Bonjour, je m'appelle Armalite et je suis accro aux histoires qui me retournent les méninges.

Il y a 3 ans, j'étais scotchée par "Dark matter", uchronie personnelle renversante signée Blake Crouch.

Hier, j'ai probablement raccourci mon espérance de vie de 5 ans en lisant le dernier roman du même auteur.

Pourtant, ça n'avait pas si bien commencé. Dans "Recursion", on suit deux trajectoires en parallèle. Helena Smith est une neuroscientifique brillante qui a dédié son existence à combattre la maladie d'Alzheimer. Dans ce but, elle fabrique une chaise censée enregistrer les souvenirs des patients afin de les leur restituer ultérieurement. Onze ans plus tard, Barry Sutton, inspecteur dans la police de NewYork, est confronté au suicide d'une femme atteinte du Syndrome des Faux Souvenirs, une étrange maladie qui a fait son apparition récemment et dont nul n'est encore parvenu à identifier les causes ou le fonctionnement...

mardi 11 septembre 2018

"The psychology of time travel" (Kate Mascarenhas)


En 1967, quatre femmes scientifiques inventent une machine à voyager dans le temps. Mais lorsqu'elles révèlent son existence à la presse, l'une d'elles se met à divaguer en direct. Pour ne pas risquer que ses problèmes mentaux compromettent l'exploitation de leur découverte, les trois autres l'écartent immédiatement et poursuivent sans elle. 

En 2017, le voyage dans le temps est devenu une chose banale, gérée par un Conclave qui possède ses propres lois et ne répond de ses actes devant aucune autre autorité. Barbara, qui fut la quatrième pionnière et continue à regretter d'avoir été mise sur la touche autrefois, reçoit un message du futur: un article de journal relatant la découverte du corps d'une vieille femme dans l'étranges circonstances.
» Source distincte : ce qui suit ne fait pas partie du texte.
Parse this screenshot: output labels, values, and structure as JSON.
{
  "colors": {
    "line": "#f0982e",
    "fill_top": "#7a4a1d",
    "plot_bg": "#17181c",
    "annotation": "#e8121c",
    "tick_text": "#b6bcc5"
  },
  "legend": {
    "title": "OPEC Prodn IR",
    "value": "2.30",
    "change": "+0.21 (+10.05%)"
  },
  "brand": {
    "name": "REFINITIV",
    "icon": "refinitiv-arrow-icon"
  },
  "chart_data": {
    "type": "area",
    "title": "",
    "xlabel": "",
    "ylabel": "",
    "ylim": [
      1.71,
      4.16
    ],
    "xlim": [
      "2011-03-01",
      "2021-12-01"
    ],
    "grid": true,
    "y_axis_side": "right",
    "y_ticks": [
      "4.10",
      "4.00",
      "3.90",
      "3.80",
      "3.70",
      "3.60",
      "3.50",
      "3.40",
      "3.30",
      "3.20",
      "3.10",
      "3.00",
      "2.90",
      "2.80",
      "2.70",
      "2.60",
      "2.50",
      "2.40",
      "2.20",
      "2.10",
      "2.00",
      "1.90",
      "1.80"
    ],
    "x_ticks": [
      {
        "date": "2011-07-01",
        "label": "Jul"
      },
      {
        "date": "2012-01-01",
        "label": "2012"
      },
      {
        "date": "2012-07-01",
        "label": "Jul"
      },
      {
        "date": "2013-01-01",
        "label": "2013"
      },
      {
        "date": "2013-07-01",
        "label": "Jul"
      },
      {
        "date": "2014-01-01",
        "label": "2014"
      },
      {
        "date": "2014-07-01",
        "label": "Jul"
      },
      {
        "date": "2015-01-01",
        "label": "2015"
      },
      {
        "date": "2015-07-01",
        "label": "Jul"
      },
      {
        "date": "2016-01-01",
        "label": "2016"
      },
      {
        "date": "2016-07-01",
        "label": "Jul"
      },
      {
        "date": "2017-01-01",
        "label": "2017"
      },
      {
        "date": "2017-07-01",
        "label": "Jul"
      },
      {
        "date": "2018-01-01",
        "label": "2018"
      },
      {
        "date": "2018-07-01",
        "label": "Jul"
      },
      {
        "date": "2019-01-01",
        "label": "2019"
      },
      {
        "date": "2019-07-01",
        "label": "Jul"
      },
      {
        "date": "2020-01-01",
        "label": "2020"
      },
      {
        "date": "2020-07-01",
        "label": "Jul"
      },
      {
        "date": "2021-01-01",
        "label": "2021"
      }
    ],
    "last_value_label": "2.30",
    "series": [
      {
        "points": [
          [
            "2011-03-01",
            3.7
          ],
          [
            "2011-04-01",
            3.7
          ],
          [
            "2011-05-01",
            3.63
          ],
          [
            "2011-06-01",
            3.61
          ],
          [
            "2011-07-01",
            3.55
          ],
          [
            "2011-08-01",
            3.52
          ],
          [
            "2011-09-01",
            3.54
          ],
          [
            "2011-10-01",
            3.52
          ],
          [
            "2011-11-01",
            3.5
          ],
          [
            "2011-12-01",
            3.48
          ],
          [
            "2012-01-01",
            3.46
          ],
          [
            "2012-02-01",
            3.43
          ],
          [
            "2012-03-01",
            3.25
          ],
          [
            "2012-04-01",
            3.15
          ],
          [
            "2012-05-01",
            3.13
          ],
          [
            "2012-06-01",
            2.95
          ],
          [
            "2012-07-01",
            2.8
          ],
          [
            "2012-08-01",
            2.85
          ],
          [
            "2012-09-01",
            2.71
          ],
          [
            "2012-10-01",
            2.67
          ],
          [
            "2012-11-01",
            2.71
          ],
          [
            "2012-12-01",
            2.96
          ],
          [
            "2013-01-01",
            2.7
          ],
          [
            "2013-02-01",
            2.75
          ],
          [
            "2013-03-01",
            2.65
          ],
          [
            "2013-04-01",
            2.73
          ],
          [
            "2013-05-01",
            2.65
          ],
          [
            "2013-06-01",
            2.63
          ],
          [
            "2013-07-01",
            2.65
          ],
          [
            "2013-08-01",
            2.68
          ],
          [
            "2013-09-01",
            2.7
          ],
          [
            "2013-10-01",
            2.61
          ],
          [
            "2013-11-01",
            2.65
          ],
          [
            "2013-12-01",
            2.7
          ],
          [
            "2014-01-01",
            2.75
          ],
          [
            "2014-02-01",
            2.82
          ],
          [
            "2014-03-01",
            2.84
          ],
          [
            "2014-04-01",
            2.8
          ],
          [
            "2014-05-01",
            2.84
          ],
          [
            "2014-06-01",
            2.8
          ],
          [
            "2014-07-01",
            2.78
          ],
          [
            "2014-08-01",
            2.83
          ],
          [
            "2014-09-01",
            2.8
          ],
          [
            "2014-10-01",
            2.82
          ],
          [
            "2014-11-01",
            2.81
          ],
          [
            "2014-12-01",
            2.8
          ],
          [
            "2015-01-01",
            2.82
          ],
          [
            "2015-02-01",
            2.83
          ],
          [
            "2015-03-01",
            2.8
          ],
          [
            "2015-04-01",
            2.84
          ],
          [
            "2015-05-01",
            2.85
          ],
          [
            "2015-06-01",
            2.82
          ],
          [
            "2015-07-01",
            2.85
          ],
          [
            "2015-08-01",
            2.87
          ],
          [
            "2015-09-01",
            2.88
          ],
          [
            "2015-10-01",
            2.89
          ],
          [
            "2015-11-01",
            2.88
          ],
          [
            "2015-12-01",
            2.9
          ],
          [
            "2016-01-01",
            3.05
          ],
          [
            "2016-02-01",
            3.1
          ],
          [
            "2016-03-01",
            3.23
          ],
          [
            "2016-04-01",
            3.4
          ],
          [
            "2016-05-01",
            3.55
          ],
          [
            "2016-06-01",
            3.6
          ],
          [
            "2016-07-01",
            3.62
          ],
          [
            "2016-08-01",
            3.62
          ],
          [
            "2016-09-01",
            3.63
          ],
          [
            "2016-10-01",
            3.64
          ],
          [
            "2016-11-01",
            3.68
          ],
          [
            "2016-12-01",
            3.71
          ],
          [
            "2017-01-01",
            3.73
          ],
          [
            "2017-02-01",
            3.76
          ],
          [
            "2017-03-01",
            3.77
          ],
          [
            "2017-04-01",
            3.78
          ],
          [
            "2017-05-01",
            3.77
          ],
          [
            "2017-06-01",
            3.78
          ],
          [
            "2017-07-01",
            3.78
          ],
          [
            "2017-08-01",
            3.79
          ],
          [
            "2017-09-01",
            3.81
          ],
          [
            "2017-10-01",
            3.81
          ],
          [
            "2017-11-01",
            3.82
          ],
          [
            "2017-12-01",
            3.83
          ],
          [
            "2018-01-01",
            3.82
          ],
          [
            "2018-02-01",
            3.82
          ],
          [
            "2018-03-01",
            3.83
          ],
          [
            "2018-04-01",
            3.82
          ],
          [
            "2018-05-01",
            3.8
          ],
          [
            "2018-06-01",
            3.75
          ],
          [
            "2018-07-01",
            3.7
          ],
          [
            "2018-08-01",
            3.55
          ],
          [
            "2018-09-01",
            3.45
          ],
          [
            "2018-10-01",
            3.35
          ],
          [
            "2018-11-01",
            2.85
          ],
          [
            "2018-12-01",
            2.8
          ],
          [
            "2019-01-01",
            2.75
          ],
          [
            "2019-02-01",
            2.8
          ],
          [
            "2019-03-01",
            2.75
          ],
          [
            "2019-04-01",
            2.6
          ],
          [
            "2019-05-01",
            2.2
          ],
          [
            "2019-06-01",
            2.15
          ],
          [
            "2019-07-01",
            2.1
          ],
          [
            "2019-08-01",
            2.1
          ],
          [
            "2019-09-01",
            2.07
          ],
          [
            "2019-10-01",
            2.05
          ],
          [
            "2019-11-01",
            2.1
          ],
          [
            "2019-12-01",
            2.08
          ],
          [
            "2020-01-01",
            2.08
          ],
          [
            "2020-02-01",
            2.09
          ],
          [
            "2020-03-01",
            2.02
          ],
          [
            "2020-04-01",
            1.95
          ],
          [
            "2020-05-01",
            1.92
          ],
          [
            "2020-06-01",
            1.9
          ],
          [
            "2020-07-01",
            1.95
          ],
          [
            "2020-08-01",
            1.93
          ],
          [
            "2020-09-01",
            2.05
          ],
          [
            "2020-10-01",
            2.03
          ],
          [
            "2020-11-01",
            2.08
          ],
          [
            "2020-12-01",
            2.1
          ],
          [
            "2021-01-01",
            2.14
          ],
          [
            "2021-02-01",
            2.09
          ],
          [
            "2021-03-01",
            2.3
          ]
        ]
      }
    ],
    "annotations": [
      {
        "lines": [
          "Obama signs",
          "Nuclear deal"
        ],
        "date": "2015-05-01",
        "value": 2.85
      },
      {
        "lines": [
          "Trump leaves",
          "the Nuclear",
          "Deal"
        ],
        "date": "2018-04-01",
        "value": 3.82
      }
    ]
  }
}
Craignant qu'il ne s'agisse d'un avertissement, Ruby, sa petite-fille bien-aimée, décide de mener l'enquête...

Le voyage dans le temps est une de mes obsessions littéraires. La plupart des romans qui traitent de ce sujet explorent la notion de paradoxe temporel - la manière dont, de par leur intervention, les voyageurs risquent de modifier des événements du passé et donc  le cours de l'histoire à venir. Articulée sur les ressorts de la logique, l'intrigue traite des conséquences pour le monde en général et les personnages en particulier. Le plus intéressant dans "The psychology of time travel", c'est que son auteure a choisi de prendre le contrepied absolu des conventions du genre. Elle part du principe que, quoi qu'ils fassent, les voyageurs dans le temps ne peuvent rien changer au déroulement des choses: ils peuvent juste être changés eux-mêmes par leurs expériences. Et la chose en eux qui se transforme le plus profondément, c'est leur rapport à la mort. Puisqu'ils peuvent retourner dans le passé quand ils le veulent afin de revoir les proches qu'ils ont perdus, le décès de ceux-ci en arrive à ne plus avoir aucune signification pour eux. De leur point de vue, seule leur propre mort reste réelle et définitive - ce qui les rend plus cyniques et détachés que la moyenne, les coupe du commun des mortels et complique d'éventuelles relations amoureuses avec eux. 

Kate Mascarenhas est psychologue, et on sent qu'elle a beaucoup réfléchi à cet aspect jusque là moins exploré du voyage dans le temps. A la fin du roman, on trouve même les questionnaires très élaborés que le Conclave administre aux postulants avant de les accepter dans ses rangs. Du coup, je trouve assez curieux que ses héroïnes manquent à ce point de personnalité, chacune possédant au mieux un unique trait de caractère et une unique motivation: Ruby est lesbienne et veut protéger sa grand-mère; Odette, qui découvre le corps de la vieille femme anonyme, est noire et cherche à être acceptée quelque part; Margaret, qui dirige le Conclave, est une garce blonde et riche, prête à tout pour imposer sa volonté. Des stéréotypes ambulants sur le squelette desquels aucun détail personnel ne vient ajouter un tant soit peu de chair. 

Et c'est fort dommage, car par ailleurs, j'ai trouvé le roman tout à fait épatant (malgré des failles énormes dans la physique du voyage dans le temps). Moi qui aime les points de vue multiples et les lignes temporelles mélangées, j'ai été servie! J'ai adoré essayer de reconstituer le puzzle du crime au musée du jouet à partir des indices semés en désordre dans les différentes époques. La féministe en moi a également apprécié que tous les rôles importants, dans le livre et au sein du Conclave, soient tenus par des femmes. Enfin, la fan de "The time traveler's wife" a retrouvé avec bonheur des échos de cette histoire d'amour très particulière entre un partenaire qui voyage dans le temps et un autre dont la chronologie reste linéaire. "The psychology of time travel" est un premier roman à l'écriture trop clinique à mon goût, mais que j'ai quand même dévoré et qui a beaucoup excité mon imagination. Ce qui est déjà très bien. 

mardi 13 février 2018

"The seven deaths of Evelyn Hardcastle" (Stuart Turton)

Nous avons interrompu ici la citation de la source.